Differential Privacy for Credit Risk Model

24 Jun 2021  ·  Tabish Maniar, Alekhya Akkinepally, Anantha Sharma ·

The use of machine learning algorithms to model user behavior and drive business decisions has become increasingly commonplace, specifically providing intelligent recommendations to automated decision making. This has led to an increase in the use of customers personal data to analyze customer behavior and predict their interests in a companys products. Increased use of this customer personal data can lead to better models but also to the potential of customer data being leaked, reverse engineered, and mishandled. In this paper, we assess differential privacy as a solution to address these privacy problems by building privacy protections into the data engineering and model training stages of predictive model development.
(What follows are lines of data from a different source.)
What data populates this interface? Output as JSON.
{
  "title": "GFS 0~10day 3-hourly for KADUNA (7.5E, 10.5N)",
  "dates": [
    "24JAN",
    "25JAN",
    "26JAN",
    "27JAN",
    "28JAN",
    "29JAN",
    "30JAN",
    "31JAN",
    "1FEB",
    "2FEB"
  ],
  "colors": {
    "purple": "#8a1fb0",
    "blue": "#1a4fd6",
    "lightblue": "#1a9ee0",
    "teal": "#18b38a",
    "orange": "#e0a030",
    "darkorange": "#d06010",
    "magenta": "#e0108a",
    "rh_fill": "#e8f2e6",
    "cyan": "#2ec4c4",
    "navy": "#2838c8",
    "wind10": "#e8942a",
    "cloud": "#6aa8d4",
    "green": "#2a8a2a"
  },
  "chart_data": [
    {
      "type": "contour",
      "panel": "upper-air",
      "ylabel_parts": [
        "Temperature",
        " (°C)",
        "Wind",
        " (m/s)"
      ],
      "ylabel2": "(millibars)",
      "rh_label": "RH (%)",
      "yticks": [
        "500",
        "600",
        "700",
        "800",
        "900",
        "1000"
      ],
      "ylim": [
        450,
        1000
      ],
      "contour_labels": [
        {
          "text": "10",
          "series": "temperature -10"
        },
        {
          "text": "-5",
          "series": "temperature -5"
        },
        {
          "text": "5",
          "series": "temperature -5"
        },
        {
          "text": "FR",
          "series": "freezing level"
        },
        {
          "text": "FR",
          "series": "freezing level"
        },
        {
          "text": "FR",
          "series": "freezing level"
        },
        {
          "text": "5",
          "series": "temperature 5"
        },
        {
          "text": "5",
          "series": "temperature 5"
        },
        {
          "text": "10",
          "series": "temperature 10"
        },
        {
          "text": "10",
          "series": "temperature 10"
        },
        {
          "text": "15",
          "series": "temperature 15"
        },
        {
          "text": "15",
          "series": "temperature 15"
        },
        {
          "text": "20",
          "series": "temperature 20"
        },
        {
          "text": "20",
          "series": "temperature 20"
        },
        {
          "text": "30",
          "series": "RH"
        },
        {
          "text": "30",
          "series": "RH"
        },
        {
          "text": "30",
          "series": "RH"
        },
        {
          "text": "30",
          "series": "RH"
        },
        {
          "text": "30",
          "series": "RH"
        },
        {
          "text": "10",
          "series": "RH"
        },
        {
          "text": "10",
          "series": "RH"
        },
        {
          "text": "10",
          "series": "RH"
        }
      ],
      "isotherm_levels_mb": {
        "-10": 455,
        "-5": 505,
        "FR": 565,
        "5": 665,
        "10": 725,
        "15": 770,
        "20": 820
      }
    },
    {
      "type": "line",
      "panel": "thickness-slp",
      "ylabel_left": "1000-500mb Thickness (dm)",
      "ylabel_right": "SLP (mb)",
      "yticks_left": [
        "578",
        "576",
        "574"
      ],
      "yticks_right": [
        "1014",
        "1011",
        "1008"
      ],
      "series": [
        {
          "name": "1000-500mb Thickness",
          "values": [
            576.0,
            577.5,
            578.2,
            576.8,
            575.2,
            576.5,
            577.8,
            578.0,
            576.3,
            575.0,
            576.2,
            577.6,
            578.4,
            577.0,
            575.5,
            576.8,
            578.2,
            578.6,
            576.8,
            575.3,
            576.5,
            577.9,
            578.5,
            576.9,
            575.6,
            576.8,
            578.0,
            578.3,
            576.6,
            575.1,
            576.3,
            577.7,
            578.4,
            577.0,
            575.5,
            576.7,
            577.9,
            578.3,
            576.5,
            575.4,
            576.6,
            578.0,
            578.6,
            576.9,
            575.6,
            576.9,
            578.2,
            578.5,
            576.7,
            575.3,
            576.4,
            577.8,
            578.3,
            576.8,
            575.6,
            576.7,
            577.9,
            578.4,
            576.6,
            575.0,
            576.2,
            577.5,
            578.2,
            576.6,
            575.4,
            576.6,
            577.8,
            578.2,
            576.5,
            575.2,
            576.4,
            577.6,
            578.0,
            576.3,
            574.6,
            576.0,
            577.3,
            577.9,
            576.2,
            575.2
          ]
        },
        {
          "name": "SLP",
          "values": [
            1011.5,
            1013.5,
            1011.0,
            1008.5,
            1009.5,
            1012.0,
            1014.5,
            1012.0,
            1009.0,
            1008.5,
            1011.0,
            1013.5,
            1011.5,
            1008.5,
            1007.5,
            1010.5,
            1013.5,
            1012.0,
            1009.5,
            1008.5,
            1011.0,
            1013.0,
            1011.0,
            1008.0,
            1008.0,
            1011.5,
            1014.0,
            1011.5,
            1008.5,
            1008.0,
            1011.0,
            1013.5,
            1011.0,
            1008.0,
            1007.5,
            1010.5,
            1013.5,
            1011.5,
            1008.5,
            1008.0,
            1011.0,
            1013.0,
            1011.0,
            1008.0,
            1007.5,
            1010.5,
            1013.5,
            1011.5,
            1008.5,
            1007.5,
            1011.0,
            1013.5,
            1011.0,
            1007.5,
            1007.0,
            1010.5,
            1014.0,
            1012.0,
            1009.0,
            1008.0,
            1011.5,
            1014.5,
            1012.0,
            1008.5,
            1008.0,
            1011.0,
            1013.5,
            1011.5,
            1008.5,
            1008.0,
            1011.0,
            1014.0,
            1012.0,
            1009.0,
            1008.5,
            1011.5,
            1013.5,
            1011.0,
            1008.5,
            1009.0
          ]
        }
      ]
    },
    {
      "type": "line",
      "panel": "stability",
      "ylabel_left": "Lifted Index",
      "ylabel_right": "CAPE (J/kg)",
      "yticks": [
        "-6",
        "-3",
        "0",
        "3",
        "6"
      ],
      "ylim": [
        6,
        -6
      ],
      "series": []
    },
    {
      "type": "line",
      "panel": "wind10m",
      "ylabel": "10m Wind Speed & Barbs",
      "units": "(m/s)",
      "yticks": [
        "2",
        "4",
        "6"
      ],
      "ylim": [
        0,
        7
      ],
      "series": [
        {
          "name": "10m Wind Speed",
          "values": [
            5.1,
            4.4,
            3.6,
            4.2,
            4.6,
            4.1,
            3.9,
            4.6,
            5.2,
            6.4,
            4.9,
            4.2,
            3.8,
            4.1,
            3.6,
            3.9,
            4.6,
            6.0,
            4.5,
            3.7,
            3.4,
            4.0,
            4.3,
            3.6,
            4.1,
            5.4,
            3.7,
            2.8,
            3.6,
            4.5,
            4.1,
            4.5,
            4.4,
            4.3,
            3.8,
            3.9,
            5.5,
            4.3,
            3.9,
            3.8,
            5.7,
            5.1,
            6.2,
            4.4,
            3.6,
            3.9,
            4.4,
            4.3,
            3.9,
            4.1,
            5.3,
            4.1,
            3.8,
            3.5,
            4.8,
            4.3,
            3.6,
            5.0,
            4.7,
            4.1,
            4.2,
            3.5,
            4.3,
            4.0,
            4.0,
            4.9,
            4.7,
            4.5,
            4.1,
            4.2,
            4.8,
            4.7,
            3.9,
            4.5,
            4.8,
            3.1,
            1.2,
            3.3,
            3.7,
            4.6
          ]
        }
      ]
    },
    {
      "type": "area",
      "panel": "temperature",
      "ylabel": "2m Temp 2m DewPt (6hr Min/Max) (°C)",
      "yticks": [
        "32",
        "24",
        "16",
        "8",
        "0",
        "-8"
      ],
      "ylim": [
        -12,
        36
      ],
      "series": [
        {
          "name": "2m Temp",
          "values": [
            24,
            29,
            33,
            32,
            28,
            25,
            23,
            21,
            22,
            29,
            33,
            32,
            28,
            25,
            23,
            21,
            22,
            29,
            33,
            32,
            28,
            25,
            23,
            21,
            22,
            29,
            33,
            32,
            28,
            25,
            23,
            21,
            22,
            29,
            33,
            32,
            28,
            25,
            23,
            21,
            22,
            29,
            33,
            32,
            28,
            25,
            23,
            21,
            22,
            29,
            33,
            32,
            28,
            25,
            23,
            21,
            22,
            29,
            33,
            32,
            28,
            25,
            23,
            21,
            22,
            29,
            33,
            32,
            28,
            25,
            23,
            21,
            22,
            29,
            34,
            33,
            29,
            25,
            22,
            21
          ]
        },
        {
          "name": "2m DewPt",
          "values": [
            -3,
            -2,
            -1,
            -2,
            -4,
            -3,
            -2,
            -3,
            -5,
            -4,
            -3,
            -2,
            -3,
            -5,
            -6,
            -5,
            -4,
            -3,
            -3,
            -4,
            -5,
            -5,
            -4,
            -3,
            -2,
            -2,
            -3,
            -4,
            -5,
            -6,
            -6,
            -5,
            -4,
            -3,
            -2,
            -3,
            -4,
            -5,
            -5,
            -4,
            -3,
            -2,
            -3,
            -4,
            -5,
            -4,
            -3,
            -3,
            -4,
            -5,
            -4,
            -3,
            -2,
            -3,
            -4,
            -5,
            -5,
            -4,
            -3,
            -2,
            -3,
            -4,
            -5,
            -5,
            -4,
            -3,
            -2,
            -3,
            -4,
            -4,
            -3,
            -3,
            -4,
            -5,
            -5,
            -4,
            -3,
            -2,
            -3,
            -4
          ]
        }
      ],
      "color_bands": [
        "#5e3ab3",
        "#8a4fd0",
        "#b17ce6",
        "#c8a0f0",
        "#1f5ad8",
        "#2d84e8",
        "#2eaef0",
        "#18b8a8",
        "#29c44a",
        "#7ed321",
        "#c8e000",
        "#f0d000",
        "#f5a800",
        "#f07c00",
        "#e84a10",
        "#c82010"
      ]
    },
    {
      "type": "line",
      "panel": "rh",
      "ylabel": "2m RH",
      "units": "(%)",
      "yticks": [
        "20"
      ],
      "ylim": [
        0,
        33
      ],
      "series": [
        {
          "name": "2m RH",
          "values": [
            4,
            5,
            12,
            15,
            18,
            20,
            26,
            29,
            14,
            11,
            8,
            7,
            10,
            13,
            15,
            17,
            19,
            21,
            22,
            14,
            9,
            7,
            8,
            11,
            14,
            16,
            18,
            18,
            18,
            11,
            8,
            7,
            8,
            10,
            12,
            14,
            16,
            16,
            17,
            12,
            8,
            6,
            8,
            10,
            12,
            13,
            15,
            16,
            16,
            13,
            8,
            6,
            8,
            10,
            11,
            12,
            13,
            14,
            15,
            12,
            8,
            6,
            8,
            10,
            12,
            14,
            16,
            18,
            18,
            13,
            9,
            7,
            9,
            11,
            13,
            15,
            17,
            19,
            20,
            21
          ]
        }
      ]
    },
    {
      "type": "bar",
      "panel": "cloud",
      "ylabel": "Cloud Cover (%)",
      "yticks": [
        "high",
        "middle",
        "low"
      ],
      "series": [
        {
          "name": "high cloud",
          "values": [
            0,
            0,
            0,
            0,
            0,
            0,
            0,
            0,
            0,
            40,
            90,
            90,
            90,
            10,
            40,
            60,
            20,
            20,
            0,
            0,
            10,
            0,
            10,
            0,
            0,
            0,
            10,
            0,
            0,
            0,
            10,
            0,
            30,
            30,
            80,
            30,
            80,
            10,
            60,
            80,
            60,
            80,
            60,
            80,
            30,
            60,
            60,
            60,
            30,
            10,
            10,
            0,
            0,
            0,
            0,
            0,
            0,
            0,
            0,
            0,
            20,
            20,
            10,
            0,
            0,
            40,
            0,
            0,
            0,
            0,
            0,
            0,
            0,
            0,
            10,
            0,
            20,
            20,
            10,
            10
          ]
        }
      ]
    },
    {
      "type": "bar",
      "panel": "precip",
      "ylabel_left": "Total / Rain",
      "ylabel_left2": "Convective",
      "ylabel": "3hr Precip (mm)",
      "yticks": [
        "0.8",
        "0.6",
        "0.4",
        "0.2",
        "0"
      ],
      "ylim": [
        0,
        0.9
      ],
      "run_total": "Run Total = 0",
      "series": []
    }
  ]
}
Our interest is a pragmatic implementation in an operational environment, which necessitates a general purpose differentially private modeling framework, and we evaluate one such tool from LeapYear as applied to the Credit Risk modeling domain. Credit Risk Model is a major modeling methodology in banking and finance where user data is analyzed to determine the total Expected Loss to the bank. We examine the application of differential privacy on the credit risk model and evaluate the performance of a Differentially Private Model with a Non Differentially Private Model. Credit Risk Model is a major modeling methodology in banking and finance where users data is analyzed to determine the total Expected Loss to the bank. In this paper, we explore the application of differential privacy on the credit risk model and evaluate the performance of a Non Differentially Private Model with Differentially Private Model.